To assess the bioavailability of the HRC4 peptide on lungs, lung slices of paraffin embedded organs of 5μm thickness were stained and imaged by confocal microscopy as described previously [24]. Briefly, after being blocked and permeabilized in 0.1% TritonX100, 5% BSA solution, slices were sequentially incubated with a rabbit anti-HRC4 (Genscript) overnight at 4°C and with a secondary goat anti rabbit alexa-555 (Thermo) and DAPI for 1H at room temperature. Slides were imaged using a Zeiss LSM800 confocal microscope).

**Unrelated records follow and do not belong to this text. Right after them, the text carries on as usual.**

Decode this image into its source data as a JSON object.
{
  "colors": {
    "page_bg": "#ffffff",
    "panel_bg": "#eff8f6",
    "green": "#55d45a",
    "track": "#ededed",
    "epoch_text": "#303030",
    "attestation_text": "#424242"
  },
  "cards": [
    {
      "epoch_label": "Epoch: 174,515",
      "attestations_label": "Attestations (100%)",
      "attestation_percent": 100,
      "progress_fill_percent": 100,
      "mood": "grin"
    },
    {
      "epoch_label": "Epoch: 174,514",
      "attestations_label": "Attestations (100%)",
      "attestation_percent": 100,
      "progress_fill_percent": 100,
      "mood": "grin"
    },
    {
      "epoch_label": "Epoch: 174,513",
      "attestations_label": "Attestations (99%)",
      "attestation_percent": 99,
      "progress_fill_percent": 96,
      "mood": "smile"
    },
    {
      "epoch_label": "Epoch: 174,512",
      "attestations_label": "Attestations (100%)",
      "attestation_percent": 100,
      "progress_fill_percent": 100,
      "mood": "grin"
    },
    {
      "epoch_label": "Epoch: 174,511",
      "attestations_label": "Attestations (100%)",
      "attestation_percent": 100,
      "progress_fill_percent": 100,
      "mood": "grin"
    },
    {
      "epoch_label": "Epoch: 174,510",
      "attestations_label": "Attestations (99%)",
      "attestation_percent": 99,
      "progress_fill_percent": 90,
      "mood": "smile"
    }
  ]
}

For hematoxylin-eosin staining, formalin-fixed tissues were processed and embedded in paraffin and tissue sections were then deparaffinized, rehydrated, rinsed, and placed in PBS before harrys hematoxylin staining (Diapath, diluted 1/3), washed with PBS and stained with eosin 1% (Sigma-Aldrich). Slide were washed with water dehydrated and mounted with DPX mounting medium (Sigma-Aldrich).

Flow cytometry analysis

Whole blood was collected on EDTA, then transferred into BD vacutainer CPT tubes (after removal of anticoagulant solution from CPT tubes) and spun at 2500g for 20 min. The PBMCs were collected and one-tenth were used to isolate RNA. The remaining cells were surface stained on ice using three different panels, including Panel A: CD150 BV-421 (clone A12, BD), CD8 AF 647 (clone RPA-T8), CD20 APC-H7 (clone 2H7, BD), CD3 V500 (clone SP34–2, BD), CD14 Pe-cy7 (clone M5E2, BD); Panel B: CD150 BV421, CD3 V500, CCR7 Pe-Cy7 (clone G043H7, Biolegend), CD8 AF647, CD45RA APC-H7 (clone 5H9, BD); and Panel C: CD150 BV421, IgD BV510 (clone IA6–2, BD), CD38 Pe-Cy7 (clone HB7, BD), CD27 AF647 (clone O323, Biolegend), CD20 APC-H7. Cells were acquired on a MACSQuant®10 flow cytometer (Miltenyi).

Statistical analysis

We used the 2-way Anova analysis and Mantel Cox test for statistical analyses of results of the fusion test and animal survival and non-linear regression for the calculation of the serum neutralization titer. We considered p-values of 0.05 or below (two-tailed tests) to be statistically significant. Statistical analyses were performed using GraphPad Prism 8 software.